Other quality questions to consider:
How long has the contractor been running similar processes on similar molecules?
What products have they made successfully, and when?
How long has their team been working together?
FDA warning letters, although notable, needn't be deal-killers, provided the contractor has resolved the issues or instituted a program to reinstate approval.
Select a "best of breed" target profile before selecting a contractor, suggests George Cantrell of management consulting firm ADR North America, Ann Arbor, Mich. "The profile should include the best attributes of all your candidate contractors, which then serves as a benchmark for making your selection."

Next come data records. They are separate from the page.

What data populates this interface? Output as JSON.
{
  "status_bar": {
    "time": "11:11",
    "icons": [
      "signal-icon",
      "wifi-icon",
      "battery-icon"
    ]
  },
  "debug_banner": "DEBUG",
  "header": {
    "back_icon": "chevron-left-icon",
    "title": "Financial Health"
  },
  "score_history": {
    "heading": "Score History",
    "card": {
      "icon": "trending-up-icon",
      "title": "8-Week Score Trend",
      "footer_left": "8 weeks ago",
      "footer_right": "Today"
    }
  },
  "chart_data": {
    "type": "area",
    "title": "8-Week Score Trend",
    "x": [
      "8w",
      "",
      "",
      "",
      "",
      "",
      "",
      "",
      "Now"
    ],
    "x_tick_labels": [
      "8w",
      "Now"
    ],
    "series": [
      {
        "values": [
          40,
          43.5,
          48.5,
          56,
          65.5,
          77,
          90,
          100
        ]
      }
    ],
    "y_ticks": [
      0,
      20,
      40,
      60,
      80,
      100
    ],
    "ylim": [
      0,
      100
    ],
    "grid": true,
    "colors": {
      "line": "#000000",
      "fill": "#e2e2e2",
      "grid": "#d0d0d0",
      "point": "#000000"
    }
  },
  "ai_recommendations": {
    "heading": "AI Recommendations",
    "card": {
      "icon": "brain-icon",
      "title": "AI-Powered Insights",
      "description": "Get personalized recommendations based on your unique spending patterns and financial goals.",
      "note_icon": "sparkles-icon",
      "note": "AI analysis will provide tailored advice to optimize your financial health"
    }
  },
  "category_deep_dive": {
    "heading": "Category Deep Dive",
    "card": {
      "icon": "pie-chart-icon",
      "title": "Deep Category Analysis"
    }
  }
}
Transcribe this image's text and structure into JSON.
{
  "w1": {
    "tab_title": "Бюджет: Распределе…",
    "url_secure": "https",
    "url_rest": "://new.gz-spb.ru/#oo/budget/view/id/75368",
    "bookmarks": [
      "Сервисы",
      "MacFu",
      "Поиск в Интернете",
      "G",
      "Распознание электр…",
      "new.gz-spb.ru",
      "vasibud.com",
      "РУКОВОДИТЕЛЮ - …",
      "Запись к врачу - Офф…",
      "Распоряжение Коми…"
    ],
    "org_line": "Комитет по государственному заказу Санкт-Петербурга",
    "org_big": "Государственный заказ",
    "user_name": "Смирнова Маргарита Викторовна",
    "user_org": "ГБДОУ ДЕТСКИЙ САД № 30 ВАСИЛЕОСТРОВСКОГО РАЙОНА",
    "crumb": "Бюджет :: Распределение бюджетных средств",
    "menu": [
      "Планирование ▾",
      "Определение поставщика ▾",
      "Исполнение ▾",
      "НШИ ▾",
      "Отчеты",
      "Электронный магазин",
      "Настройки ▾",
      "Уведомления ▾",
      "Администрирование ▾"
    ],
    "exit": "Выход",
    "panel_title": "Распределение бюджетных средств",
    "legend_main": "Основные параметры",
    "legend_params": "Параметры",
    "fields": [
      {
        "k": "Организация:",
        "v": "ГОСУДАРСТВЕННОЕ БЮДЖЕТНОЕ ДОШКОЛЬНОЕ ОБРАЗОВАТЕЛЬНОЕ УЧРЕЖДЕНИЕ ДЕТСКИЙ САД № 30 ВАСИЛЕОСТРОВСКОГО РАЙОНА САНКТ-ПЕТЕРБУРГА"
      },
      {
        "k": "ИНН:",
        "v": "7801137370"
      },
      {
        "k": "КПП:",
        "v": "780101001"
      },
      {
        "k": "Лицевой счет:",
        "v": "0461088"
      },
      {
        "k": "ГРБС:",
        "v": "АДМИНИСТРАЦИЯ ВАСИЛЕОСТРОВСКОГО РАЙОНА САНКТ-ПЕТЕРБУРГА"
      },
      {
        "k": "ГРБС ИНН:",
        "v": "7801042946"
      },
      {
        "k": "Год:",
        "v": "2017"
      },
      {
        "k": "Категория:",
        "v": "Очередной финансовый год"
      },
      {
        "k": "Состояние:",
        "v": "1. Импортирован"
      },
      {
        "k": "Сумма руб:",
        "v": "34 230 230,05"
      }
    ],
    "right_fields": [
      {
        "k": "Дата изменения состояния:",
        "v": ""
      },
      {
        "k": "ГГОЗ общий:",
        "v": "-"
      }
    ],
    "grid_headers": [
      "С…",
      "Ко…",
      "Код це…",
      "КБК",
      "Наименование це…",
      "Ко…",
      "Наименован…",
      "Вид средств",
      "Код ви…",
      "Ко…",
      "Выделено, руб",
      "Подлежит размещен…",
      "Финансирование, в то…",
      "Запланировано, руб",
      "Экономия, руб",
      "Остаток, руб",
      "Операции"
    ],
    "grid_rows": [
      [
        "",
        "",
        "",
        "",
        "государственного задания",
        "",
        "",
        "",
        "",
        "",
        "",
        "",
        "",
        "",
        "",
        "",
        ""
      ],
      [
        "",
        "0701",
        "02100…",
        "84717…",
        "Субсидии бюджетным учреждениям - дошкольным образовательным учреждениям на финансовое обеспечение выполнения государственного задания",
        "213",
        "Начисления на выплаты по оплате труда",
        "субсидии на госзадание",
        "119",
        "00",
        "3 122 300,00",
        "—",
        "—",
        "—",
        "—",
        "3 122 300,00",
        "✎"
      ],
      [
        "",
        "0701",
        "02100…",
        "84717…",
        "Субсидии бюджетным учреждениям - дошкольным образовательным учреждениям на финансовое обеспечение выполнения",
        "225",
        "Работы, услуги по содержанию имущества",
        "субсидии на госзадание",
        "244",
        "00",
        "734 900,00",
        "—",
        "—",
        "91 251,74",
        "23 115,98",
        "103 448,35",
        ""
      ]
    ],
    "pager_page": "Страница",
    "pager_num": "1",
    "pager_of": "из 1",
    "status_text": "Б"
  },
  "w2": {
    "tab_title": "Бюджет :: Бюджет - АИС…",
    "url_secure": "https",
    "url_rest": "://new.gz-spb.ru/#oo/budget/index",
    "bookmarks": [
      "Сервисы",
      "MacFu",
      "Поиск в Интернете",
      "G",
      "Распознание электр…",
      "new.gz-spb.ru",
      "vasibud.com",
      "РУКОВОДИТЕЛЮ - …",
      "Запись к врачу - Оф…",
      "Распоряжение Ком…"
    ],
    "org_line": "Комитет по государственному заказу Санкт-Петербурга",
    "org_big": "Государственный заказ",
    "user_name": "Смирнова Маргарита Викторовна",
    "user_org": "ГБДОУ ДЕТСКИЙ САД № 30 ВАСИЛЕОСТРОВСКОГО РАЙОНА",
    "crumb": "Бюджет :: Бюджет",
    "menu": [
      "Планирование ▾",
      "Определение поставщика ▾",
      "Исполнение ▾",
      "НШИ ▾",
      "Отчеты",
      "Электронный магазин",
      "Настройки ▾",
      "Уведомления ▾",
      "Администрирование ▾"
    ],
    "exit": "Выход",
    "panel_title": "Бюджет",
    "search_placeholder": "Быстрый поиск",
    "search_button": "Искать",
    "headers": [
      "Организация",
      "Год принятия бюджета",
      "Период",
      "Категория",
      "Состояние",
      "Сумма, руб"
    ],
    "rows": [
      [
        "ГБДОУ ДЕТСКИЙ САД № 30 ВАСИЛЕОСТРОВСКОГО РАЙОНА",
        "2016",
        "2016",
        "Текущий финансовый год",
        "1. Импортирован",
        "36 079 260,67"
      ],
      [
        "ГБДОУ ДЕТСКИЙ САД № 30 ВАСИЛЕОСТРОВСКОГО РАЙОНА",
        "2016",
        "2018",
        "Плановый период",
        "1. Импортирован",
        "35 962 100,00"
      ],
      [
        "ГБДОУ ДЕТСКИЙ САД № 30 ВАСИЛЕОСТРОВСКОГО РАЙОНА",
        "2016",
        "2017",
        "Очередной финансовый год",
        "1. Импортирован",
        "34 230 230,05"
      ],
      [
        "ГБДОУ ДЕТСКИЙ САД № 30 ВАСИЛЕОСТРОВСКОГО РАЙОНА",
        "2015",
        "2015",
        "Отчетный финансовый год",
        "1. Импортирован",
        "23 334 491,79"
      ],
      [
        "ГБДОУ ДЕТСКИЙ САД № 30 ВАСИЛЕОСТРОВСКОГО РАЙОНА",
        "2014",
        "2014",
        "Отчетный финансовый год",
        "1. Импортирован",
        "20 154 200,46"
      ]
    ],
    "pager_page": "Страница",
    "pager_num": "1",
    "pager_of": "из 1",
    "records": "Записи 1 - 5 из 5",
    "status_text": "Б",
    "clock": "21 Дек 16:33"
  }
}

Once you've chosen a supplier, employ a single-supplier, long-term sourcing strategy based on continuous improvement, setting goals and monitoring performance iteratively. Sponsor and contractor must review their business activities and commit to improving them continuously. "You know you'll never reach perfection," comments Cantrell, "but it's a mistake to think anything is ever as good as it gets. You can always do better. However, you need to create an expectation, and means, of measuring continuous improvement with your chosen supplier."
Possible metrics include year-on-year cost improvement, tightened control limits and potential breakthrough projects as identified by the inter-company team of supplier and customer. These breakthrough projects may be innovations outside of the manufacturing " for example logistics, packaging and communications " that lead to improved cost and operational efficiencies.
Other specific areas to monitor include quality, logistics, lead times, flexible batch/delivery sizes, process improvements, cost reductions, mutual economic benefits, closer relationships and plans for ongoing improvement.
How can you tell whether your potential business partner is committed to continuous improvement? Not that differently than you'd pick up any other negative trait, believes Cantrell. "You often can sense whether the person sitting across from you is committed to what you're trying to do, willing to work more flexibly and reduce lead times, or more interested in the next project on his agenda. If they're not committed, they won't be successful and it will show."